Todo dia, quando Júlia chegava da escola, já vinha subindo as escadas gritando por Vicvic… Marisa odiava o gato, que pra ela era ladrão de bife, subia em cima da pia, fazia cocô fedido e fora da caixinha de areia: esse gato tem mania de se meter onde não deve.
Mas Júlia adorava o gato, assistia a tevê com ele. Parece que Vicvic também gostava de desenhos animados, punha a lingüinha de fora, enrolava a lingüinha de um jeito só dele, e ficava se lambendo, tomando banho, crescendo e engordando bem.
Um dia, os pais de Júlia anunciaram que iriam mudar de casa:
– Vamos para um apartamento no centro da cidade. Perto da escola e do trabalho.
Júlia bateu palmas, feliz, adorava imaginar que sua casa , agora, iria ser no oitavo andar, que de lá poderia ver toda a cidade, à noite, iluminada…
Mas o pai anunciou , cabisbaixo:
– Filha, Vicvic vai ter que ficar, eu acho que o prédio não aceita animais… Eu vejo isso pra você, mas acho que não aceitam não…
Júlia chorou, disse que, então, iria ficar também, ora!
O pai tentou argumentar dizendo que gatos gostam da casa, nunca dos donos, mas nessa hora Vicvic veio em direção à menina e se enrolou nela, ronronando e pedindo colo…

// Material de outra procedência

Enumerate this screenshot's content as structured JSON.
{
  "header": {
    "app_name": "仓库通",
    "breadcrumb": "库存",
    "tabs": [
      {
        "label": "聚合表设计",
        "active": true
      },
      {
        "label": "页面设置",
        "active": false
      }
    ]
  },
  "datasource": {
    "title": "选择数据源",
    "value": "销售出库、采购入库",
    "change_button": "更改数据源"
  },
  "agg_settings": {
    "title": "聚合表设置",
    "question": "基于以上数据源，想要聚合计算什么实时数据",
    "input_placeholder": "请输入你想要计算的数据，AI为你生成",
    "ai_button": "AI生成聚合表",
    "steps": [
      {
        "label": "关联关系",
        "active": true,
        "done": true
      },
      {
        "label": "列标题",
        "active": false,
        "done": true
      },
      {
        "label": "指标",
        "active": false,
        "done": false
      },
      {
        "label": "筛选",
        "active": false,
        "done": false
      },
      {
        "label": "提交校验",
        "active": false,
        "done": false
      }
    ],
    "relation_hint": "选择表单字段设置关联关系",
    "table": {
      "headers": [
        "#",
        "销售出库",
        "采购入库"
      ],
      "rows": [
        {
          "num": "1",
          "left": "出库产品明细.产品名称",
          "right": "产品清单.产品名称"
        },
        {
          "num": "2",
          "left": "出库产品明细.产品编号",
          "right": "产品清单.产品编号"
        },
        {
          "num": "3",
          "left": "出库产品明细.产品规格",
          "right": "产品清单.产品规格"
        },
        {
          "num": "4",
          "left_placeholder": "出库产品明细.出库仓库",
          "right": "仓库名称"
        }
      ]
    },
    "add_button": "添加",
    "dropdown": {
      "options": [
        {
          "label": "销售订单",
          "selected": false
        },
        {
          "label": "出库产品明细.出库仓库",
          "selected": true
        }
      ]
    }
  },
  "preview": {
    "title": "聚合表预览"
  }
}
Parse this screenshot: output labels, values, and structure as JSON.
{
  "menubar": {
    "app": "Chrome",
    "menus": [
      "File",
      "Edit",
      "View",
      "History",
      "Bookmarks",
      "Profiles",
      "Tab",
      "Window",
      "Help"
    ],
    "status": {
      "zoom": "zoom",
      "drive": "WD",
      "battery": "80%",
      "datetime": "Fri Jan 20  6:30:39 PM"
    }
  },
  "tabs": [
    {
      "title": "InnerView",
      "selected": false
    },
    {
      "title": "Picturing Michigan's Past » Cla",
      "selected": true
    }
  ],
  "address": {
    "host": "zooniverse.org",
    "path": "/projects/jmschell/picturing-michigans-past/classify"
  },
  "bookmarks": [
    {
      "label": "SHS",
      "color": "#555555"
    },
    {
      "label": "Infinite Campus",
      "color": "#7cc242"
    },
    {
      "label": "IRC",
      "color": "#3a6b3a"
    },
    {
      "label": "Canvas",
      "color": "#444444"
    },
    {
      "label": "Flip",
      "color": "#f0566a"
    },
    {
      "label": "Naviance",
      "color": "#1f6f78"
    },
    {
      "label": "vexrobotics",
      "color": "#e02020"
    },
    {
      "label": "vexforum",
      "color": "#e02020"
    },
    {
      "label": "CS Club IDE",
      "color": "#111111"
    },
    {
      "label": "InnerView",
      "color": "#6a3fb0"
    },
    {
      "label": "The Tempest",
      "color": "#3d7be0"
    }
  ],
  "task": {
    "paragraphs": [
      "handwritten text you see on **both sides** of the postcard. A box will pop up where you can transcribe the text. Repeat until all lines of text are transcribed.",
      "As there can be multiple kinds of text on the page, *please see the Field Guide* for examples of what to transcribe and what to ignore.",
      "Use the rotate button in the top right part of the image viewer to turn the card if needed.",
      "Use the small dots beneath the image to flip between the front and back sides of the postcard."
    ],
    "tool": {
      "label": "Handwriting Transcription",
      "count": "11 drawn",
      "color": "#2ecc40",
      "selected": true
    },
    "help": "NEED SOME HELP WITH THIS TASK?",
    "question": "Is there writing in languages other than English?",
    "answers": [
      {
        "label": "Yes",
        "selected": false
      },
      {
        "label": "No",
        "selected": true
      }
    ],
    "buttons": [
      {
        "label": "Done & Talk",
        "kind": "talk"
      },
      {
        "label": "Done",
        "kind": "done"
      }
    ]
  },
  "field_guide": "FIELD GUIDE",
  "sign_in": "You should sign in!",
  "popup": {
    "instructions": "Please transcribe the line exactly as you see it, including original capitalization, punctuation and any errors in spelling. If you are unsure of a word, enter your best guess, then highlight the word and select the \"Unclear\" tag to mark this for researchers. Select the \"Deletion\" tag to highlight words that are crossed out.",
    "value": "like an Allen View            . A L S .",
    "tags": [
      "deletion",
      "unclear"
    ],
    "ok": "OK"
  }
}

E lá vinha chegando a hora da mudança… Ninguém mais falara nada sobre o animalzinho ir ou não ir…
Júlia prometera a si mesma que iria fugir de casa com o gato. Os homens foram chegando, embalando tudo, e a menina desesperada: Mas como deixar o gato, de que jeito deixar o gato?
Teve uma idéia, depois outra, nenhuma delas daria certo…
E , então, tomada de uma loucura sem tamanho, enfiou o gato na mochila da escola. Aí estaria seguro o Vicvic.
Tudo embalado, a casa estava vazia:
– Cadê o gato?
Júlia olhou pros lados, fingida que nem ela só:
– Vai ver que fugiu pro mato…
Papai foi guiando o carro e resmungando:
– Ah, meu Deus! Quanto trabalho neste fim de semana! Colocar quadros, estender tapetes, recolocar gavetas, instalar a escova elétrica no banheiro…
Vicvic quietinho na mochila… até que chegaram.
A mãe saiu desembestada de dentro do carro:
– Eu vou correndo porque senão eles me quebram tudo…
O pai quase prendeu a mão na porta:
– Eu também tenho que ir correndo, haja paciência pra aguentar sua mãe! Marisa, que tinha desconfiado do tamanho da mochila, falou:
– Se esse gato estiver aí, eu jogo ele do oitavo andar… ou afogo na pia, ou dou descarga com ele dentro do vaso…
Júlia tirou o gato da mochila, procurou uma torneira e deu água pra ele. Ficou sentadinha no playground, com o gato no colo, sem saber o que fazer. Triste, quase chorando, pensando o que fazer do Vicvic, que miava de fome e desconsolo.
O porteiro veio chegando perto, chegando , chegando. A menina ainda tentou esconder o gato dele:
– Oi, menininha bonita, que lindo gato você tem! A menina do sexto andar também tem um igual ao seu, vão se dar bem…
Júlia abriu a boca, então podiam ter gatos! Agarrou Vicvic e disparou em direção ao elevador. Quando parou no oitavo andar e abriu a porta no meio da confusão, já esperava o grito da mãe, a raiva do pai, os ódios de Marisa.
Mas não.
O pai olhou para ela e calmamente ordenou:
– Menina, arranja logo um lugarzinho pro seu gato e vem ajudar a gente. Marisa olhou o gato, com desdém:
– Casa nova, hein seu gatinho bobão?
A mãe abriu a porta da área, apressada:
– Deixa Vicvic ali fora e vem segurar a cortina pro papai.
O gato, que nem era bobo nem nada, ficou quietinho ali no canto, esperando a hora do jantar.
E Júlia, em meio da confusão das poltronas espalhadas e pratos fora do lugar, imaginou que os adultos falam muito e esquecem logo e que as crianças nunca deixam passar nada. Nem um gato.